Veterans pause to remember at the Sydney Dawn Service. Photo: AAP

Sydney’s Martin Place was filled to capacity for the Anzac Day Dawn Service.

David Young, a serving member of the Australian Navy, said he was back at the service to educate his children about his military career.

“Being in the Navy for 24 years, this is a chance to remind the kids of the history behind why I serve,” he said.

“I’ve lost guys that I’ve served with and it helps to explain what I’ve done in the history of my career.”

Cameron Barnett, 24, from the Scouts, said many former members of the youth group ended up going to war, and Anzac Day was of major significance to the organisation.

NSW Premier Dominic Perrottet arrived with one of his daughters under an umbrella, as patchy rain fell.

The premier read the poem Salute, by Sydney Napier, written during the First World War, and published in 1937.

The Royal Australian Air Force will also conduct flyover displays in more than 50 locations across NSW, including in Sydney, Newcastle, Wyong, Cessnock, Ourimbah, Woodburn, Grafton and Bega.

NSW Premier Dominic Perrottet with his daughter. Photo: AAP

But NSW RSL president Ray James OAM, who is also a Vietnam War veteran, is concerned about the future.
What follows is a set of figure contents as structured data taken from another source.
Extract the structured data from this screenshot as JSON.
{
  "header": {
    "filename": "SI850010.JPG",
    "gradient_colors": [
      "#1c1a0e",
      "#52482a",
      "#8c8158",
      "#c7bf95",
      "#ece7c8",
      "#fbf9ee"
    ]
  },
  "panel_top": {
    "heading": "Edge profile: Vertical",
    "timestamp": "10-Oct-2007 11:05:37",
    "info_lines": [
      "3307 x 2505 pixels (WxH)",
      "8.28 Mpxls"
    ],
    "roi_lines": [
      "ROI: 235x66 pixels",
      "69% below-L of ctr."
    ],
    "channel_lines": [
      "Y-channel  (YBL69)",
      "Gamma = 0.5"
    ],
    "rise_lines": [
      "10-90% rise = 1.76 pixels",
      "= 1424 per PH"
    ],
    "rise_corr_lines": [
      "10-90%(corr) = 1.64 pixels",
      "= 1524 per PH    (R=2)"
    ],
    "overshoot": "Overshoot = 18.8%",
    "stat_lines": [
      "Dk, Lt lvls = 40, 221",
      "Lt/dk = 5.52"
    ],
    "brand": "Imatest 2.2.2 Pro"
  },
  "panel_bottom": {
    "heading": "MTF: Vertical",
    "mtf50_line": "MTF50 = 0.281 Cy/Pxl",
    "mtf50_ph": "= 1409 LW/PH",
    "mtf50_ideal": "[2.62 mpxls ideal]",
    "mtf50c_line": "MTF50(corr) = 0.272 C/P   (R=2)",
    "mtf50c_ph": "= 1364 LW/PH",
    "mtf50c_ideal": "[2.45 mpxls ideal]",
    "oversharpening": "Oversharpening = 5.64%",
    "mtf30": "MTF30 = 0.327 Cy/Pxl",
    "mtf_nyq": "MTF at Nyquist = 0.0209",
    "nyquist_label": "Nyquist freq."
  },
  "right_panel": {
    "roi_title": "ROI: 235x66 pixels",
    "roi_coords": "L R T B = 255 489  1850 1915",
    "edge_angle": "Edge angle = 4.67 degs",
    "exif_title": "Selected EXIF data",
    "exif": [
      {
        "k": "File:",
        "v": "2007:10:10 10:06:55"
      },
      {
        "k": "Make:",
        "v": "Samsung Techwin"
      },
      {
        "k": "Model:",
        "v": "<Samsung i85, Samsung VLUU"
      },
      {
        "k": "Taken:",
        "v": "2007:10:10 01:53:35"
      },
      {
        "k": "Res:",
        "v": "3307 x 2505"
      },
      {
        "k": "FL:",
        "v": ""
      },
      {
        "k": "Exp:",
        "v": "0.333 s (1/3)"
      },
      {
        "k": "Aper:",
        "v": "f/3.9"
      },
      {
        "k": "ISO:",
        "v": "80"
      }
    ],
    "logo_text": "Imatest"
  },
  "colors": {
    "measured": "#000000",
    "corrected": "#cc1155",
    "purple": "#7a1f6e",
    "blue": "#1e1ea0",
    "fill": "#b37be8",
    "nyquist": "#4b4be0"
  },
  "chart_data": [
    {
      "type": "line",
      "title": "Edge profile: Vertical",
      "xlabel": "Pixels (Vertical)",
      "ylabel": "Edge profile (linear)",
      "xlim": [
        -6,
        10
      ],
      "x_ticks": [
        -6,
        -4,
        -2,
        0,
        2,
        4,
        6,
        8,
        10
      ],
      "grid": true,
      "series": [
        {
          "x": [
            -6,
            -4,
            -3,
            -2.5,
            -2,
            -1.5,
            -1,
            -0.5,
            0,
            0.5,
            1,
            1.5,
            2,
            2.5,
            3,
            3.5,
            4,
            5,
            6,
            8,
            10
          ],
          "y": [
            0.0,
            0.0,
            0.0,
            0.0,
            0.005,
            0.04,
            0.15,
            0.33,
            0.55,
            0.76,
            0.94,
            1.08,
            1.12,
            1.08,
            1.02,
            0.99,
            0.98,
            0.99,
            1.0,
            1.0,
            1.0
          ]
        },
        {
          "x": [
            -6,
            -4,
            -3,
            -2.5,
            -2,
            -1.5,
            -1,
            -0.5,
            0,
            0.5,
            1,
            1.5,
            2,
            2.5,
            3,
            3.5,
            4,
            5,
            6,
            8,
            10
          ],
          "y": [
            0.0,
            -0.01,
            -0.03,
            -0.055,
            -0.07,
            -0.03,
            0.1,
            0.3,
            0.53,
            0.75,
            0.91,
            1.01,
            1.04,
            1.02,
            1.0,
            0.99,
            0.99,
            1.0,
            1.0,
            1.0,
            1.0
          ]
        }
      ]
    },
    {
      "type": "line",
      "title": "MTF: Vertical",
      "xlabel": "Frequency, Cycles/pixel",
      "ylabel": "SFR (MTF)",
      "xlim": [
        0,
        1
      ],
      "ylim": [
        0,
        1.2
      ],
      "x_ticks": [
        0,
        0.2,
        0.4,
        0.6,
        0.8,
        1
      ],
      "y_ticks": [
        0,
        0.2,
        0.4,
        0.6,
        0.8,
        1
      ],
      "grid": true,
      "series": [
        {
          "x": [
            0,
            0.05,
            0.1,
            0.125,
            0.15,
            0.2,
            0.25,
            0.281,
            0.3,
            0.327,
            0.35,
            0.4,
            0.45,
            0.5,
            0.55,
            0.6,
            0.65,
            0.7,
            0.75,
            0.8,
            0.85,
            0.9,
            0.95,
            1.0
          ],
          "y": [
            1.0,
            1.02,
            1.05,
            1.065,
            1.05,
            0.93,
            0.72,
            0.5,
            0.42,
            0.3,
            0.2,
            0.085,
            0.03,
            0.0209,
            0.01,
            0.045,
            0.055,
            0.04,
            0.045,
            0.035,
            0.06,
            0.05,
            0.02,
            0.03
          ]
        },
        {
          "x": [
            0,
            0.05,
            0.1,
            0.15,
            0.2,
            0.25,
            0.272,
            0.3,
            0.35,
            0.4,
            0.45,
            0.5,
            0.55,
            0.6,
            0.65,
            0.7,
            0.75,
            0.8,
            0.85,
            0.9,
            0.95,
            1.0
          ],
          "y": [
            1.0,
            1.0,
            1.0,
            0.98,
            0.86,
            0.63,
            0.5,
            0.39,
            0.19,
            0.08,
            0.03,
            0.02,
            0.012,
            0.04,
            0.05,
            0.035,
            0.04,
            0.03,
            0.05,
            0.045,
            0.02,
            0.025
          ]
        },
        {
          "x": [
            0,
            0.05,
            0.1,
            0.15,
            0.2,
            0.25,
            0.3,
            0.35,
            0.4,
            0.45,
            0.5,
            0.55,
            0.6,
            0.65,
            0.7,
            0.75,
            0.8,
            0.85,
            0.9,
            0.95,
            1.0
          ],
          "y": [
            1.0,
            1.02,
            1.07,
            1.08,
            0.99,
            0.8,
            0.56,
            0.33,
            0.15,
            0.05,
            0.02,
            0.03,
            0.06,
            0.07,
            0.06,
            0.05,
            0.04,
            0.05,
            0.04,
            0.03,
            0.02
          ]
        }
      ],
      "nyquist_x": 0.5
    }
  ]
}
“This year’s commemorations are safe in the hands of our incredible members, but we need to take action now to keep these events going,” he said.

“And that’s where younger veterans can help.”

Australian soldiers and Turkish war veterans during the international service on the Gallipoli Peninsula. Photo: AAP

Only in Western Australia will the day’s events be scaled back due to pandemic considerations.

“Managing proof of vaccination and social distancing in low light before dawn would be extremely difficult and contact tracing would be impossible,” RSL WA chief executive John McCourt said.

It comes after a lone man, who was not a veteran, marched through Perth CBD on Anzac Day last year when the city was in lockdown.

Dr Webster told TND that this year’s commemorations have a particularly personal significance for him.

“My brother, who was a Vietnam veteran, died in May 2020,” he said.

“I’ll catch up with some of his mates this weekend who I haven’t seen, because we weren’t able to have a funeral [beyond limited numbers].”

It’s a day of mixed and complex emotions for many veterans and their loved ones.

But Dr Webster said most are just looking forward to the reunions that are three years overdue.

“Now, whether it’s the march, or whether it’s a unit reunion, or whether it’s, you know, just in their local suburb, I think there is an expectation that it’s going to happen.”